No Brasil, essa pauta se conecta diretamente com o Estatuto da Pessoa com Deficiência (Lei Brasileira de Inclusão, Lei 13.146/2015), que estabelece deveres do poder público, da sociedade e da família na garantia de acessibilidade, autonomia e participação social.

Por que “luta” e não apenas “dia da pessoa com deficiência”?

O uso da palavra “luta” não é por acaso. Ele lembra que pessoas com deficiência ainda enfrentam:

  • Barreiras físicas, como falta de rampas, calçadas acessíveis e transporte adequado;
  • Barreiras comunicacionais, como ausência de Libras, legendas e recursos de acessibilidade digital;
  • Barreiras atitudinais, quando ainda há preconceito, infantilização e desconfiança sobre a capacidade dessas pessoas;
  • Barreiras institucionais, com serviços públicos e privados que não consideram a diversidade de corpos, formas de comunicação e modos de existir.

Falar em “luta” é reconhecer que a inclusão não é um favor: é um direito garantido por lei e um compromisso ético de toda a sociedade.

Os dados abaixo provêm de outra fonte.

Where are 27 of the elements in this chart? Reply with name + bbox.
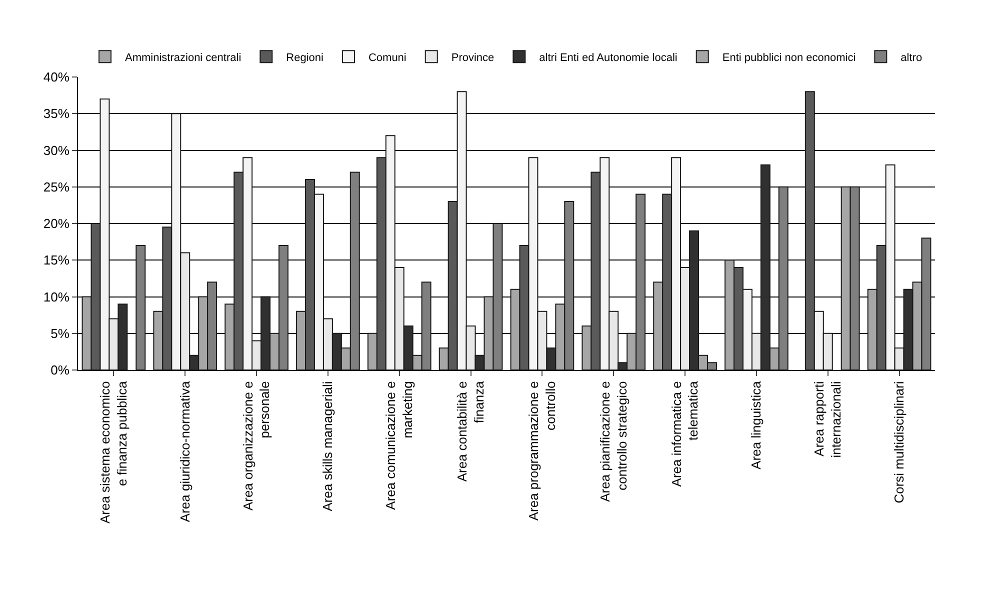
y-tick-label: 5% bbox=[50, 326, 70, 341]
y-tick-label: 25% bbox=[43, 179, 70, 194]
y-tick-label: 15% bbox=[43, 252, 70, 268]
y-tick-label: 20% bbox=[43, 216, 70, 232]
y-tick-label: 0% bbox=[50, 362, 70, 378]
y-tick-label: 35% bbox=[43, 106, 70, 122]
x-tick-label: Area giuridico-normativa bbox=[177, 380, 192, 522]
x-tick-label: Area sistema economico e finanza pubblica bbox=[97, 380, 130, 524]
bar bbox=[136, 244, 146, 370]
x-tick-label: Area linguistica bbox=[748, 380, 764, 470]
legend-label: Comuni bbox=[368, 52, 406, 64]
y-tick-label: 40% bbox=[43, 70, 70, 85]
x-tick-label: Area contabilità e finanza bbox=[454, 380, 486, 482]
legend-label: Amministrazioni centrali bbox=[125, 52, 242, 64]
x-tick-label: Area skills manageriali bbox=[320, 381, 336, 512]
x-tick-label: Area comunicazione e marketing bbox=[383, 381, 416, 510]
legend-label: Regioni bbox=[286, 52, 324, 64]
y-tick-label: 30% bbox=[43, 142, 70, 158]
legend-label: altro bbox=[900, 52, 922, 64]
x-tick-label: Area rapporti internazionali bbox=[812, 381, 844, 458]
legend-label: Enti pubblici non economici bbox=[722, 52, 856, 64]
x-tick-label: Corsi multidisciplinari bbox=[892, 381, 907, 504]
y-tick-label: 10% bbox=[43, 289, 70, 304]
legend-label: Province bbox=[451, 52, 494, 64]
x-tick-label: Area organizzazione e personale bbox=[240, 381, 272, 511]
x-tick-label: Area programmazione e controllo bbox=[526, 381, 558, 521]
legend-label: altri Enti ed Autonomie locali bbox=[539, 52, 678, 64]
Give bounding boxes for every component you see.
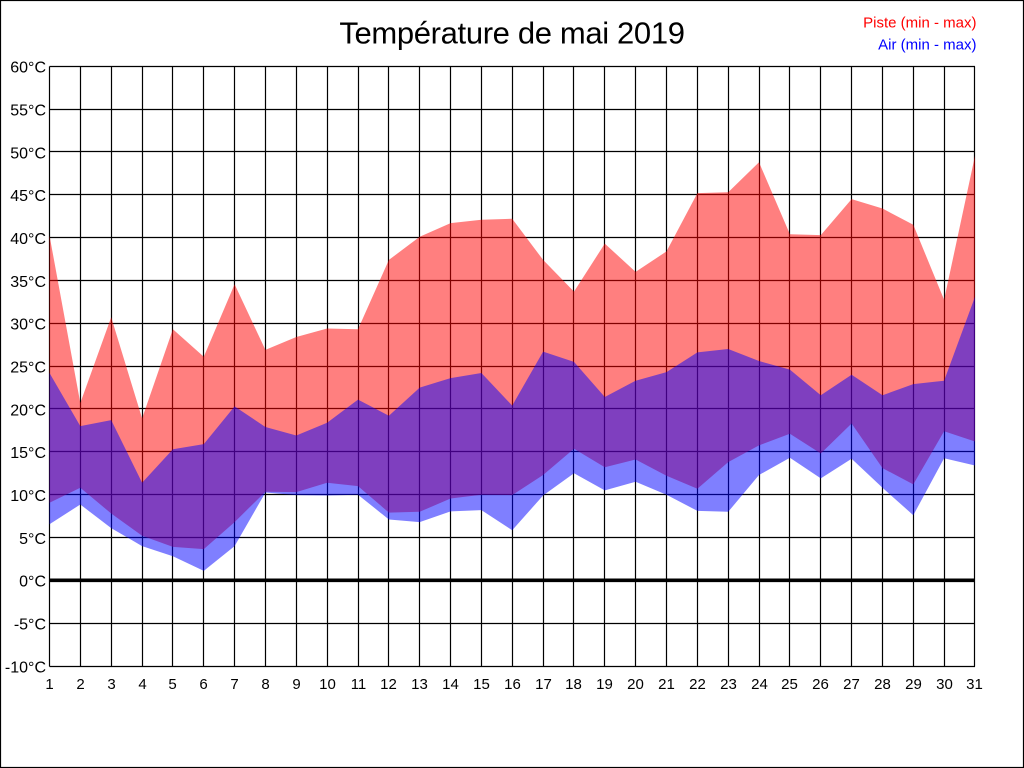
svg-text:30: 30	[936, 676, 953, 693]
svg-text:17: 17	[535, 676, 552, 693]
svg-text:28: 28	[874, 676, 891, 693]
svg-text:Air (min - max): Air (min - max)	[878, 36, 976, 53]
svg-text:25: 25	[781, 676, 798, 693]
svg-text:25°C: 25°C	[10, 359, 46, 376]
svg-text:3: 3	[107, 676, 115, 693]
svg-text:27: 27	[843, 676, 860, 693]
svg-text:23: 23	[720, 676, 737, 693]
svg-text:8: 8	[261, 676, 269, 693]
svg-text:20°C: 20°C	[10, 402, 46, 419]
svg-text:-10°C: -10°C	[5, 659, 46, 676]
svg-text:15: 15	[473, 676, 490, 693]
svg-text:22: 22	[689, 676, 706, 693]
svg-text:Piste (min - max): Piste (min - max)	[863, 15, 976, 32]
svg-text:-5°C: -5°C	[14, 616, 46, 633]
svg-text:5°C: 5°C	[19, 531, 46, 548]
svg-text:1: 1	[45, 676, 53, 693]
svg-text:18: 18	[565, 676, 582, 693]
svg-text:35°C: 35°C	[10, 274, 46, 291]
svg-text:12: 12	[380, 676, 397, 693]
svg-text:19: 19	[596, 676, 613, 693]
svg-text:7: 7	[230, 676, 238, 693]
svg-text:5: 5	[168, 676, 176, 693]
svg-text:10: 10	[319, 676, 336, 693]
svg-text:20: 20	[627, 676, 644, 693]
svg-text:50°C: 50°C	[10, 145, 46, 162]
svg-text:26: 26	[812, 676, 829, 693]
svg-text:24: 24	[751, 676, 768, 693]
svg-text:60°C: 60°C	[10, 60, 46, 77]
svg-text:Température de mai 2019: Température de mai 2019	[339, 16, 684, 51]
svg-text:10°C: 10°C	[10, 488, 46, 505]
svg-text:13: 13	[411, 676, 428, 693]
svg-text:0°C: 0°C	[19, 574, 46, 591]
svg-text:11: 11	[351, 676, 367, 693]
svg-text:29: 29	[905, 676, 922, 693]
svg-text:30°C: 30°C	[10, 317, 46, 334]
svg-text:16: 16	[504, 676, 521, 693]
svg-text:21: 21	[658, 676, 675, 693]
svg-text:2: 2	[76, 676, 84, 693]
svg-text:40°C: 40°C	[10, 231, 46, 248]
svg-text:14: 14	[442, 676, 459, 693]
svg-text:4: 4	[138, 676, 146, 693]
svg-text:31: 31	[966, 676, 983, 693]
svg-text:45°C: 45°C	[10, 188, 46, 205]
svg-text:6: 6	[199, 676, 207, 693]
svg-text:55°C: 55°C	[10, 102, 46, 119]
svg-text:15°C: 15°C	[10, 445, 46, 462]
svg-text:9: 9	[292, 676, 300, 693]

Capacitismo: o preconceito que muitas vezes passa despercebido

Capacitismo é a discriminação e o preconceito contra pessoas com deficiência, muitas vezes baseado na ideia de que há um “corpo padrão” ou uma “forma correta” de ser e existir.

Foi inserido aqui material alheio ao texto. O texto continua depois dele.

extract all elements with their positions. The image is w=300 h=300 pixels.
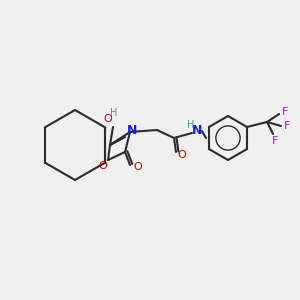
Text: O: O [134, 162, 142, 172]
Text: O: O [178, 150, 186, 160]
Text: H: H [187, 120, 195, 130]
Text: N: N [127, 124, 137, 136]
Text: F: F [272, 136, 278, 146]
Text: N: N [192, 124, 202, 136]
Text: F: F [282, 107, 288, 117]
Text: O: O [99, 161, 107, 171]
Text: F: F [284, 121, 290, 131]
Text: H: H [110, 108, 118, 118]
Text: O: O [103, 114, 112, 124]
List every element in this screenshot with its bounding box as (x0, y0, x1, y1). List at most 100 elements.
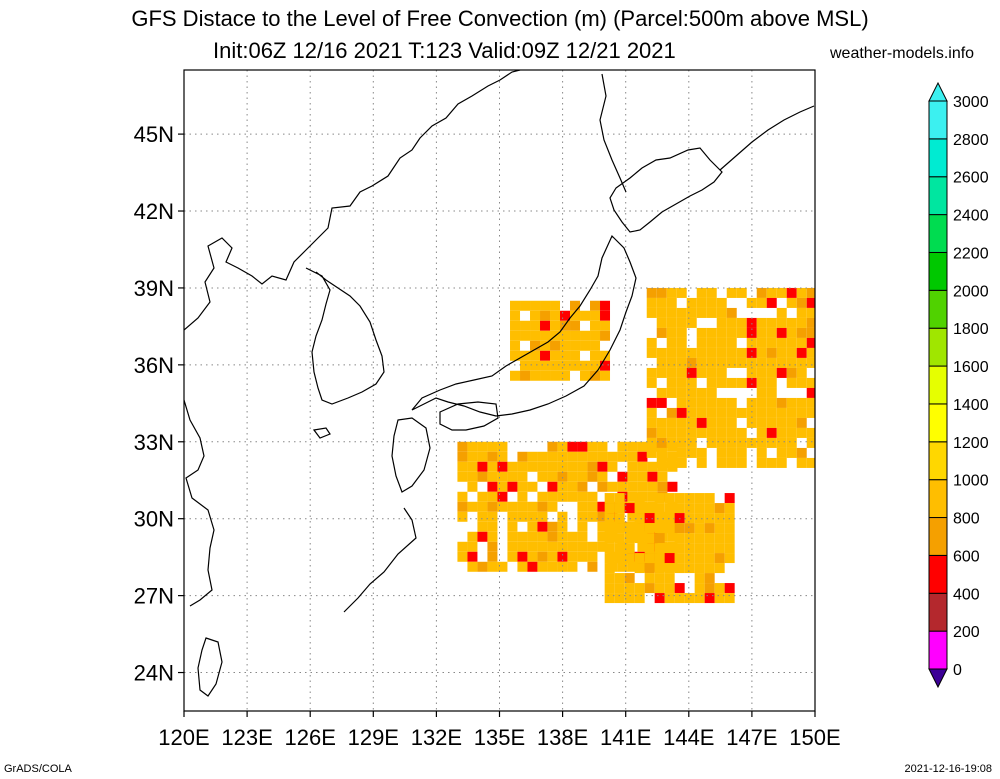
field-cell (527, 501, 538, 512)
kyushu (391, 417, 431, 493)
field-cell (560, 350, 571, 361)
field-cell (684, 543, 695, 554)
field-cell (487, 451, 498, 462)
field-cell (656, 427, 667, 438)
field-cell (756, 417, 767, 428)
field-cell (590, 300, 601, 311)
field-cell (714, 583, 725, 594)
field-cell (714, 543, 725, 554)
field-cell (756, 327, 767, 338)
field-cell (704, 493, 715, 504)
field-cell (756, 457, 767, 468)
field-cell (676, 357, 687, 368)
field-cell (537, 531, 548, 542)
field-cell (547, 471, 558, 482)
field-cell (627, 491, 638, 502)
field-cell (776, 437, 787, 448)
field-cell (656, 387, 667, 398)
field-cell (597, 541, 608, 552)
field-cell (646, 447, 657, 458)
field-cell (527, 551, 538, 562)
field-cell (796, 337, 807, 348)
field-cell (517, 461, 528, 472)
field-cell (776, 427, 787, 438)
field-cell (577, 451, 588, 462)
field-cell (570, 330, 581, 341)
field-cell (507, 471, 518, 482)
field-cell (590, 330, 601, 341)
field-cell (517, 541, 528, 552)
field-cell (477, 501, 488, 512)
colorbar-label: 1000 (953, 473, 989, 490)
field-cell (530, 300, 541, 311)
field-cell (570, 320, 581, 331)
field-cell (587, 441, 598, 452)
field-cell (600, 300, 611, 311)
field-cell (457, 471, 468, 482)
field-cell (577, 441, 588, 452)
field-cell (776, 367, 787, 378)
field-cell (776, 307, 787, 318)
colorbar-bin (928, 630, 948, 670)
field-cell (634, 503, 645, 514)
field-cell (696, 387, 707, 398)
colorbar-bin (928, 403, 948, 443)
field-cell (547, 501, 558, 512)
field-cell (686, 447, 697, 458)
field-cell (664, 493, 675, 504)
field-cell (567, 441, 578, 452)
field-cell (796, 307, 807, 318)
field-cell (570, 310, 581, 321)
field-cell (646, 377, 657, 388)
field-cell (654, 593, 665, 604)
colorbar-label: 400 (953, 586, 980, 603)
field-cell (696, 457, 707, 468)
field-cell (686, 357, 697, 368)
field-cell (647, 491, 658, 502)
field-cell (686, 437, 697, 448)
field-cell (467, 451, 478, 462)
field-cell (647, 471, 658, 482)
field-cell (684, 503, 695, 514)
field-cell (706, 307, 717, 318)
field-cell (766, 327, 777, 338)
field-cell (520, 320, 531, 331)
field-cell (587, 491, 598, 502)
field-cell (666, 327, 677, 338)
field-cell (487, 541, 498, 552)
field-cell (537, 551, 548, 562)
field-cell (510, 320, 521, 331)
field-cell (706, 367, 717, 378)
field-cell (520, 300, 531, 311)
field-cell (557, 561, 568, 572)
field-cell (704, 573, 715, 584)
field-cell (796, 407, 807, 418)
field-cell (786, 407, 797, 418)
field-cell (756, 397, 767, 408)
field-cell (676, 287, 687, 298)
field-cell (507, 551, 518, 562)
field-cell (597, 531, 608, 542)
field-cell (590, 320, 601, 331)
field-cell (666, 417, 677, 428)
field-cell (530, 320, 541, 331)
field-cell (587, 551, 598, 562)
field-cell (646, 367, 657, 378)
field-cell (614, 583, 625, 594)
footer-credit: GrADS/COLA (4, 763, 72, 775)
field-cell (477, 531, 488, 542)
field-cell (507, 461, 518, 472)
field-cell (540, 350, 551, 361)
field-cell (547, 551, 558, 562)
field-cell (746, 317, 757, 328)
field-cell (600, 310, 611, 321)
field-cell (467, 541, 478, 552)
field-cell (704, 583, 715, 594)
field-cell (507, 521, 518, 532)
field-cell (634, 553, 645, 564)
field-region-pacific-east (646, 287, 815, 468)
field-cell (704, 593, 715, 604)
field-cell (560, 370, 571, 381)
field-cell (547, 481, 558, 492)
field-cell (706, 357, 717, 368)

Ele aparece em frases como “nossa, você é um exemplo de superação” para tarefas cotidianas, em piadas com deficiência, na exclusão de processos seletivos ou até na falta de acessibilidade mínima em espaços públicos e privados.

Combater o capacitismo envolve:

  • Ouvir pessoas com deficiência e considerar suas demandas e experiências;
  • Rever práticas em escolas, empresas e serviços públicos;
  • Atualizar a linguagem, evitando termos ofensivos ou antiquados;
  • Entender que acessibilidade beneficia a todos — não apenas quem tem deficiência.

Como transformar a data em ações concretas

Mais do que posts em redes sociais no dia 3 de dezembro, a luta por direitos deve se traduzir em atitudes práticas ao longo de todo o ano. Algumas formas de contribuir:

1. Rever espaços e serviços

  • Avaliar acessibilidade arquitetônica (rampas, banheiros adaptados, elevadores, sinalização tátil);
  • Garantir acessibilidade digital em sites, aplicativos e materiais de comunicação;
  • Oferecer atendimento inclusivo, com acolhimento e linguagem respeitosa.

2. Promover informação e formação

  • Realizar rodas de conversa, palestras e campanhas internas sobre capacitismo e inclusão.
  • Incentivar gestores, professores e equipes de atendimento a se capacitarem.
  • Divulgar canais de denúncia de violações de direitos, como o Disque 100.

3. Dar protagonismo às pessoas com deficiência

  • Envolver pessoas com deficiência na construção de políticas, projetos e decisões;
  • Ampliar oportunidades de trabalho e estudo com acessibilidade garantida;
  • Ouvir feedbacks e estar aberto a ajustes contínuos.

A luta é coletiva

O Dia Internacional de Luta das Pessoas com Deficiência lembra que essa agenda não é “tema de nicho”, mas uma questão de direitos humanos. Quando a sociedade se organiza para eliminar barreiras, avança não só para um grupo específico, mas para todas as pessoas.

Mais do que comemorar a data, o convite é: como você, sua instituição ou seu negócio podem ser agentes ativos nessa transformação?